The SEC concludes its reply brief by stating “the registration regime established by the federal securities laws does not regulate ‘industries.’ It regulates conduct… for the benefit of investors.”
But does it really?
Reconsidering “economic reality”
At this point, the crypto industry has more or less resigned itself to the fact that a garden-variety ICO likely satisfies all of the limbs of the Howey test. I expect the outcome of the Ripple litigation will only confirm that. But unlike 2016, when most of these investigations presumably started, there is another economic reality that needs to be considered: today, it is abundantly clear that crypto is never going away.
For all the case precedent discussing “economic reality,” the more material economic reality for America, as a society, is that there are hundreds of millions of crypto users around the globe, and that number is growing exponentially.
It’s pretty clear that a huge class of investors doesn’t want what the SEC’s selling. In fact, they want its opposite. Millions of digital natives use trustless smart contracts daily for loans and other financial beasties, or grant and purchase assets like fractional royalty cashflows. They do so in an instant, from anywhere in the world, with anyone in the world, on handheld supercomputers smaller than a chocolate bar. Very soon they will do so with the assistance of AI. Such investors will literally have superhuman abilities at their fingertips.

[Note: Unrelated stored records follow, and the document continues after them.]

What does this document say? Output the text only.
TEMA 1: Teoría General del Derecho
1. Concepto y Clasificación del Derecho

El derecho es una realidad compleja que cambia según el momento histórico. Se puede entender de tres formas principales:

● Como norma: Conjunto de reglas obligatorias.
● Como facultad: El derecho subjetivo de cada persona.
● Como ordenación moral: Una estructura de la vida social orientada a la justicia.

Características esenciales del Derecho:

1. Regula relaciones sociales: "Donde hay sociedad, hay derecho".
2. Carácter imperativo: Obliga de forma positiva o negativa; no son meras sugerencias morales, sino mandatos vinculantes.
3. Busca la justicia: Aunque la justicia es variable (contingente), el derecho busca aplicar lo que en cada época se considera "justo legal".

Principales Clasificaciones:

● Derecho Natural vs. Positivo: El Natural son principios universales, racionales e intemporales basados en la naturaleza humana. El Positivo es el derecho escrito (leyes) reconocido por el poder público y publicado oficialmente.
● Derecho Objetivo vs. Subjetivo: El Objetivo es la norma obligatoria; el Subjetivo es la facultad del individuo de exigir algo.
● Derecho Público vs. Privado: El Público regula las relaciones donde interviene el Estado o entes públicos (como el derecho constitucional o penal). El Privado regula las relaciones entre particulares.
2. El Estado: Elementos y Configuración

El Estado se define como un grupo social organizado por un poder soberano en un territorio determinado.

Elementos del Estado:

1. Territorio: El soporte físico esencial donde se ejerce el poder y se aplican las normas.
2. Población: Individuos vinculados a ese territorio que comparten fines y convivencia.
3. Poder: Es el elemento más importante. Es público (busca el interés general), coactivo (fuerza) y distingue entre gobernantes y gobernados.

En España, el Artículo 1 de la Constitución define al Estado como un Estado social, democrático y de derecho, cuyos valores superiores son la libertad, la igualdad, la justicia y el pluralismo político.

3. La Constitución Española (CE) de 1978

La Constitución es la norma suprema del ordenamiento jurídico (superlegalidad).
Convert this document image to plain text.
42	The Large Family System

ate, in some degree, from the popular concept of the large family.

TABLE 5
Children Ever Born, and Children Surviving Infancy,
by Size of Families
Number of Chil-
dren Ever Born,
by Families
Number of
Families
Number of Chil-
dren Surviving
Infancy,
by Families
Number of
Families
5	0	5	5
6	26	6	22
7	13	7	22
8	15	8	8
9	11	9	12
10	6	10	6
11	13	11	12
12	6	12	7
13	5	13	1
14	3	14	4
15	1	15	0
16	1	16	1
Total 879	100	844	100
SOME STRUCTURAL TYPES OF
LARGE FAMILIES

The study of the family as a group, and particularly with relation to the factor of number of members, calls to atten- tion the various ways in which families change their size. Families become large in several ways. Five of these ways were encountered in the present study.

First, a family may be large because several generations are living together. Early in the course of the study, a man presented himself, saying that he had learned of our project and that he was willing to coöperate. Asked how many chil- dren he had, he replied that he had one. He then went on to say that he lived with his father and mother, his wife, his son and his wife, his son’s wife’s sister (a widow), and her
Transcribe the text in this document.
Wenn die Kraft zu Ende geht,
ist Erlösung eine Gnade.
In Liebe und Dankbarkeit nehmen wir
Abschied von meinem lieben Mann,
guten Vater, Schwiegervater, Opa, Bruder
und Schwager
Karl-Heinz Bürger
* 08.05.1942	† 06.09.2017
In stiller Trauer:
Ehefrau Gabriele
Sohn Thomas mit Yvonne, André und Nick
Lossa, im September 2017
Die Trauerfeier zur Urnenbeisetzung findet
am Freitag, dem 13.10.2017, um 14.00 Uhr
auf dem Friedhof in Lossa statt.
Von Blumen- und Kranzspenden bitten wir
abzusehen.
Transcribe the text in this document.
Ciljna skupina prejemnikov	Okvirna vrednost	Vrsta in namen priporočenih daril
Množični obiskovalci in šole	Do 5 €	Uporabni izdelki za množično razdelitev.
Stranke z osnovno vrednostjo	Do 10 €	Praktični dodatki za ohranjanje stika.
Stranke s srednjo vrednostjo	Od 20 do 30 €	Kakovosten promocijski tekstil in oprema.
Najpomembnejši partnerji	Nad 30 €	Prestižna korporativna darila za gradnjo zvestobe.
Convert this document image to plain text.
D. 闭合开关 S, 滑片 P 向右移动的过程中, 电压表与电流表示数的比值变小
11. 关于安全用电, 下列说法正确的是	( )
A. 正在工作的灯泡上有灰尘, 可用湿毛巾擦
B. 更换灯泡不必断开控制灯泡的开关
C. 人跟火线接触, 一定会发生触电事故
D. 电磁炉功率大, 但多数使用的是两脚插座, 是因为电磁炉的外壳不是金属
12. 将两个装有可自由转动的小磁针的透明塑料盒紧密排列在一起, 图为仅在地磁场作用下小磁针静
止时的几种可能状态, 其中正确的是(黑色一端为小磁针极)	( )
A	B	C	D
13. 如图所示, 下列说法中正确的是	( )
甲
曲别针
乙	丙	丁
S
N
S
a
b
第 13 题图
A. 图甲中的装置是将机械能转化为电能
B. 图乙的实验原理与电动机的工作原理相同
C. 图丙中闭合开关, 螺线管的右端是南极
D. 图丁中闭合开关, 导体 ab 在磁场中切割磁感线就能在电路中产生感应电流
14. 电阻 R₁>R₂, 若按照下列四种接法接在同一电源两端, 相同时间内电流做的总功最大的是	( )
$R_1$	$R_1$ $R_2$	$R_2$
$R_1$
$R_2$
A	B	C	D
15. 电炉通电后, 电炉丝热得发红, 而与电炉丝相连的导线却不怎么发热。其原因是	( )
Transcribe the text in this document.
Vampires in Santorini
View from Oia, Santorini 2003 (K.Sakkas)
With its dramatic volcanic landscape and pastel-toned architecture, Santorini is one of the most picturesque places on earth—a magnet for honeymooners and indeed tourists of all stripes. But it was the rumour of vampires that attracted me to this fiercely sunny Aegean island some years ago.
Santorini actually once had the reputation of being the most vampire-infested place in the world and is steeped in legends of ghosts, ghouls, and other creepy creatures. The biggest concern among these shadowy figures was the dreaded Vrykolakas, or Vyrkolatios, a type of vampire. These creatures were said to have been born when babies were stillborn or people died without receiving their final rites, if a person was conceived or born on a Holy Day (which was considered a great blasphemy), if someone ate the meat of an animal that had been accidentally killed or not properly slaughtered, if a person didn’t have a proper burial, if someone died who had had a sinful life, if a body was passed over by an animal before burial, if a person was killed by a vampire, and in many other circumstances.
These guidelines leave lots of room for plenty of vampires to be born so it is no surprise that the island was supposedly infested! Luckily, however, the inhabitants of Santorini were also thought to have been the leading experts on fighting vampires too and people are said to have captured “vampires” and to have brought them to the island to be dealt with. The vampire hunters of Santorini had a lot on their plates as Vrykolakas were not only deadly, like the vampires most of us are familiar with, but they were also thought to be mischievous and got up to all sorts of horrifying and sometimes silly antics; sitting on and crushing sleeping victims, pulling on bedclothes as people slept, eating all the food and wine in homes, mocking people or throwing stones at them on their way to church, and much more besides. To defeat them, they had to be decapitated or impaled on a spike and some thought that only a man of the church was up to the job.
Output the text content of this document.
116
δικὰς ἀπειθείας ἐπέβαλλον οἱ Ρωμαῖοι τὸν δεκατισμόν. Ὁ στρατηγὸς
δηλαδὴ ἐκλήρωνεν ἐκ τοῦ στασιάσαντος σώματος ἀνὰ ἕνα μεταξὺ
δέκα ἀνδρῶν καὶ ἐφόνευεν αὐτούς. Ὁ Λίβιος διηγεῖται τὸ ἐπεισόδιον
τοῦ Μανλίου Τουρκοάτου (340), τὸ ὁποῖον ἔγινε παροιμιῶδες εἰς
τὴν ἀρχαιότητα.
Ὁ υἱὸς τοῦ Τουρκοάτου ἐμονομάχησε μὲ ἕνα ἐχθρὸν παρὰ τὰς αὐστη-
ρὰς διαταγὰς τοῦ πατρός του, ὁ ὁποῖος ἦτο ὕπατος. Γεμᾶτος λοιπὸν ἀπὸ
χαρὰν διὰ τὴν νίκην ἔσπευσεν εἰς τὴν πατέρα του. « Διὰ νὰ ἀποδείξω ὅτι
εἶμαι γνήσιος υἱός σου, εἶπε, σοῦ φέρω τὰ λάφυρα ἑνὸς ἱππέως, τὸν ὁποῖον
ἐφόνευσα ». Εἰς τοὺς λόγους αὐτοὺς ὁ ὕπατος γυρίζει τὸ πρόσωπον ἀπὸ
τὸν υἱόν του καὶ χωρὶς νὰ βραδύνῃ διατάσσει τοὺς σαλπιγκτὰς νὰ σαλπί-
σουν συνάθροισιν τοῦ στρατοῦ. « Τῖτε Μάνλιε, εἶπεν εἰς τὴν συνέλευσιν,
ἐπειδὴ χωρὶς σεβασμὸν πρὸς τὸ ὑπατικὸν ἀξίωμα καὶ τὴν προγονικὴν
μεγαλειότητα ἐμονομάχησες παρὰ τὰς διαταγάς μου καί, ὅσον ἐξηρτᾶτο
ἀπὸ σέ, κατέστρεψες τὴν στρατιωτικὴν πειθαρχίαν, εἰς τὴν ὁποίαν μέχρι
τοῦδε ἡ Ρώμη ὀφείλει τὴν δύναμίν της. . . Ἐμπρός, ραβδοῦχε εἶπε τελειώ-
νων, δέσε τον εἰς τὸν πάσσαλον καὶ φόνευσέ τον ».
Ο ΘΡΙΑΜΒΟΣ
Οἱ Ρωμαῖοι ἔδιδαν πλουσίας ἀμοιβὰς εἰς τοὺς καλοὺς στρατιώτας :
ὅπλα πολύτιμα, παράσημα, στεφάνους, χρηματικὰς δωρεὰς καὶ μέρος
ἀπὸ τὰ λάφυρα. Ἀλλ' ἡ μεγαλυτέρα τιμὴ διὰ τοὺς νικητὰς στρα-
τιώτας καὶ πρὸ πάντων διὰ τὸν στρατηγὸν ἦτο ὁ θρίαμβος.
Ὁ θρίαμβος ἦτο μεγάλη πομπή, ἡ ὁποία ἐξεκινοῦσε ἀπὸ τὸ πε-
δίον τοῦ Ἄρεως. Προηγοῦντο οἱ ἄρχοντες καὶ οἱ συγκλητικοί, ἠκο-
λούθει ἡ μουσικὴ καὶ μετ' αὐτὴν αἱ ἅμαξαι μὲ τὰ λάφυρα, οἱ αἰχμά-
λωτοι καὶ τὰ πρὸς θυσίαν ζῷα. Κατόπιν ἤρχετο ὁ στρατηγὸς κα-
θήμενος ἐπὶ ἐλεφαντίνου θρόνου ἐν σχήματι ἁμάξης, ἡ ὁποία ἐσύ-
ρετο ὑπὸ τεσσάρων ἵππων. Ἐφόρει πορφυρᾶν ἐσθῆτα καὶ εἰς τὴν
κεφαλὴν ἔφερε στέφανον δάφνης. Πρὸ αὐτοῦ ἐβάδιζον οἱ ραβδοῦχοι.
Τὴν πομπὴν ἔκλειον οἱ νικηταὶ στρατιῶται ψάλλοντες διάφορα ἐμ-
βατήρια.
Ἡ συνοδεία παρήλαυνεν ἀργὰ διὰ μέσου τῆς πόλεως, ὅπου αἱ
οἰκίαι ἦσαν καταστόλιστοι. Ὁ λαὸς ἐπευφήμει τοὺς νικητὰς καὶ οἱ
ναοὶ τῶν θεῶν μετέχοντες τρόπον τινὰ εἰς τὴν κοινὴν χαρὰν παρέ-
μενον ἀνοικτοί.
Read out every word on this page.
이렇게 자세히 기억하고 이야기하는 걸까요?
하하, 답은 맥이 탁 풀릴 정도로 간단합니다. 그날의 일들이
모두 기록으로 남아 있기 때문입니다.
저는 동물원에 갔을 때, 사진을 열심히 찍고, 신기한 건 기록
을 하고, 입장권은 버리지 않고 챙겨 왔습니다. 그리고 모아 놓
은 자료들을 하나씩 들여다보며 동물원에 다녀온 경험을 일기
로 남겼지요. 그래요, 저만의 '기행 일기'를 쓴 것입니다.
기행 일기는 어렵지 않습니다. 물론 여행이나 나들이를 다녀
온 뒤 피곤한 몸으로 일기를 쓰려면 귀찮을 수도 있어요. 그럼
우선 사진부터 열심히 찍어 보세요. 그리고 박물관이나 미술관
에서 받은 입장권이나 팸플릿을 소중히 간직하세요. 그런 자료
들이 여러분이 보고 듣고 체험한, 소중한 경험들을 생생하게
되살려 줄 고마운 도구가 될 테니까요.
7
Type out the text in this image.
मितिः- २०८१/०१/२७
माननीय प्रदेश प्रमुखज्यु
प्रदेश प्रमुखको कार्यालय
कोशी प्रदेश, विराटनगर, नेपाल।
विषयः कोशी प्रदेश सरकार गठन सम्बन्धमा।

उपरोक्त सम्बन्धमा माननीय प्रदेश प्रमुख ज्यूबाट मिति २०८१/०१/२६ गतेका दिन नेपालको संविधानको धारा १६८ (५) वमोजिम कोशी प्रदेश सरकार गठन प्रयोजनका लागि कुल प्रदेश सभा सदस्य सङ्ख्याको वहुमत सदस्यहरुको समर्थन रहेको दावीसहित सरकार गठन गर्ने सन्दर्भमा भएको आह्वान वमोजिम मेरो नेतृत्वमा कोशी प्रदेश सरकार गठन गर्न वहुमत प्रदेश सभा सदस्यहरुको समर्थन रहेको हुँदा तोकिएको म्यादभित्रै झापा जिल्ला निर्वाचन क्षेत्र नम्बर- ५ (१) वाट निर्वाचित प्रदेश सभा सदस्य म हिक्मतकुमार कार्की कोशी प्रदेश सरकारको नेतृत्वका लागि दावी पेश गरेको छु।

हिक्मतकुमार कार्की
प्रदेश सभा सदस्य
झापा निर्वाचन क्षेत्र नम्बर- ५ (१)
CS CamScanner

Telling next-generation crypto projects that the only path to compliance is to “come in and register” or drop dead is like trying to take a Model T into space. Crypto’s basic mode of operation is by self-custody and directly peer to peer over the Internet, not via paper forms signed with wet ink and mailed to a transfer agent or broker-dealer. There are no national securities exchanges which support cryptoasset trading. The SEC won’t even approve an ETF. The list goes on.
For the last six years, crypto has accepted the economic realities of a Depression-era regulatory scheme. The only question for America, at this juncture, is whether we want to back off from that regime just a little bit so we can nurture and supervise these new crypto companies right here at home – or persist, and drive them offshore.
The old ways are finished, whether Congress likes it or not.